Saturday, December 15, 2007

art gallery

the initial concept and general visualization for an image always begins for me out of everyday experiences as a consumer, from the subconscious repetition of elements of the mass-cultural landscape which unavoidably, and relentlessly, fall into my perception like droplets into an ocean. mixed with aesthetic antennae willfully combing through this junkstream, and a tempered absorption of history and the patterns of past utopias, my hope is that a synthesis greater than the sum emerges, a nostalgically transcendental phenomenon. this new manifestation of previously unrelated and disorganized facts is an attempt to express something about the places we inhabit, the ones we have lost, the places we hoped to make, and the ones we hope to never see.


this is three sentences. grammatically, i suppose it's correct. no one ever gave this emo artist any hemingway to read. terse text is best; this explanation of his weird art would be better served by something along these lines:

so, this one night, i packed a bowl of maui wowie. after a few hits, i started messing around with photoshop...or was it a pair of scissors? damn memory loss. i found some photos, dropped some acid, and came up with this piece. i don't really remember what my inspiration was. let's say it was a little aqua teen hunger force and the my little pony theme song. asking price: too much money!

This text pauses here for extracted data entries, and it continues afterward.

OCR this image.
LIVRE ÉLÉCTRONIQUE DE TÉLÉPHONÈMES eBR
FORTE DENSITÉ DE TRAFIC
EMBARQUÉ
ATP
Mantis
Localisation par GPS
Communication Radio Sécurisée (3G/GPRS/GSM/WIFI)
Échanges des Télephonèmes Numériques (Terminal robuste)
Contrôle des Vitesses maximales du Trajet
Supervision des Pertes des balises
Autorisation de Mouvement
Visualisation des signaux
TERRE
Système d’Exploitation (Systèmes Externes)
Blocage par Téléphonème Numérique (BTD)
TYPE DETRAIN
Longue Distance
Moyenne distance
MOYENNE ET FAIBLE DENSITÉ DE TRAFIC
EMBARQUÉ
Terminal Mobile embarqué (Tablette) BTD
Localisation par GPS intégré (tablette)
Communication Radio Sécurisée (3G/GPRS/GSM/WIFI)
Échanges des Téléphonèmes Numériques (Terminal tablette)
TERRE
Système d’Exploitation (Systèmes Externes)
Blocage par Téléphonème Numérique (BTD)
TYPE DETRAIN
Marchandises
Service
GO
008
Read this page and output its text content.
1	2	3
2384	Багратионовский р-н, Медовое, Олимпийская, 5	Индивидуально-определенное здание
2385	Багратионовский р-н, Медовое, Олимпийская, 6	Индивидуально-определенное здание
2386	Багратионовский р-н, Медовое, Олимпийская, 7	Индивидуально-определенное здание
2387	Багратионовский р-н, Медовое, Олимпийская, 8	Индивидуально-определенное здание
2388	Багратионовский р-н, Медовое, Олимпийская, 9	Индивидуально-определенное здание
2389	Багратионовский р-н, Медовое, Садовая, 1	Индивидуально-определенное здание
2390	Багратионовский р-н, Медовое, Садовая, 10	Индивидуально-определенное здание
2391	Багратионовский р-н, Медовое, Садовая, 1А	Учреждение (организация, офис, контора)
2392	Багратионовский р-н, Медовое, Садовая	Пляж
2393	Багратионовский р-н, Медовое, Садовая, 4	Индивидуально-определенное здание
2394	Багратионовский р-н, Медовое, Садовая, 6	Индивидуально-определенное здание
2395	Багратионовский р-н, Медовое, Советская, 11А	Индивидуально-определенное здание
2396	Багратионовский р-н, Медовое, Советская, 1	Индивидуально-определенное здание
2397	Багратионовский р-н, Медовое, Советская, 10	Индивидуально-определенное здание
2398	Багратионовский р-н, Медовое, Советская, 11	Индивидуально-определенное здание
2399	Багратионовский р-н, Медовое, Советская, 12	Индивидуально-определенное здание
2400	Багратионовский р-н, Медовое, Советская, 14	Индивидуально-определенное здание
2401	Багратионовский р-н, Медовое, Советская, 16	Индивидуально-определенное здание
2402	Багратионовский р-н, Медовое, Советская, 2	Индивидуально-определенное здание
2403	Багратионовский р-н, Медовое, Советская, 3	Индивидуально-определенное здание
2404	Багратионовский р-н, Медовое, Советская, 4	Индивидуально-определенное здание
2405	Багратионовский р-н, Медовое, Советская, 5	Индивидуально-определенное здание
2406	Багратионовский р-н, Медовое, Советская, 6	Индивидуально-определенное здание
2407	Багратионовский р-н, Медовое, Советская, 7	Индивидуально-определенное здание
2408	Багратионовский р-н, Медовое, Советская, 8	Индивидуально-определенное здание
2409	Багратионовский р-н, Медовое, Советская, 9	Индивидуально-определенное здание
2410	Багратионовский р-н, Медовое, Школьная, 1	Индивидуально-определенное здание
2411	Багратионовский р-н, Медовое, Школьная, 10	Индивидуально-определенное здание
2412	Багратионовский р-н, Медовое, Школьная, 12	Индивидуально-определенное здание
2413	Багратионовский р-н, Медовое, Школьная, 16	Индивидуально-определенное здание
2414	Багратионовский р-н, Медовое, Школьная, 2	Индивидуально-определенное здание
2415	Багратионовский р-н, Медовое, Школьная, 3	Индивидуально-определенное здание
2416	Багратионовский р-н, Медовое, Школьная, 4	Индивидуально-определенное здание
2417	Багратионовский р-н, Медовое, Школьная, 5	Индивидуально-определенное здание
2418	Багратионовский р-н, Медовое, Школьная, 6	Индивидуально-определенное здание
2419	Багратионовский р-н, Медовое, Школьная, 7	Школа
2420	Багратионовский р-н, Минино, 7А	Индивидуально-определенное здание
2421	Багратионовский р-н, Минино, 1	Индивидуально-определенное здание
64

all kidding aside, last night, missy and i went to an art gallery opening. i didn't see the road bikes parked outside, they must have left them out back. the emo/scenester kids all around made us feel a little out of place. the photos were pretty, the mixed media stuff was strange, and i forgot my scarf and skinny jeans. we left in about 15 minutes and got a drink at a coffee house. ok, emo bashing blog over...

1 comment:

Anonymous said...

I'm angry my mom didn't buy me the BMW M5 and only bought me the M3. I make art to express this angst. My souls burns with the pains of dealing with white suburbia, my upper-middle class lifestyle, and the private school and opportunities forced upon me. I never asked to be given this burden. My girlfriend dumped me because I was clingy, I will cut myself and expect everyone to pity me. All my friends know this bitter pain. Life is too hard to keep going.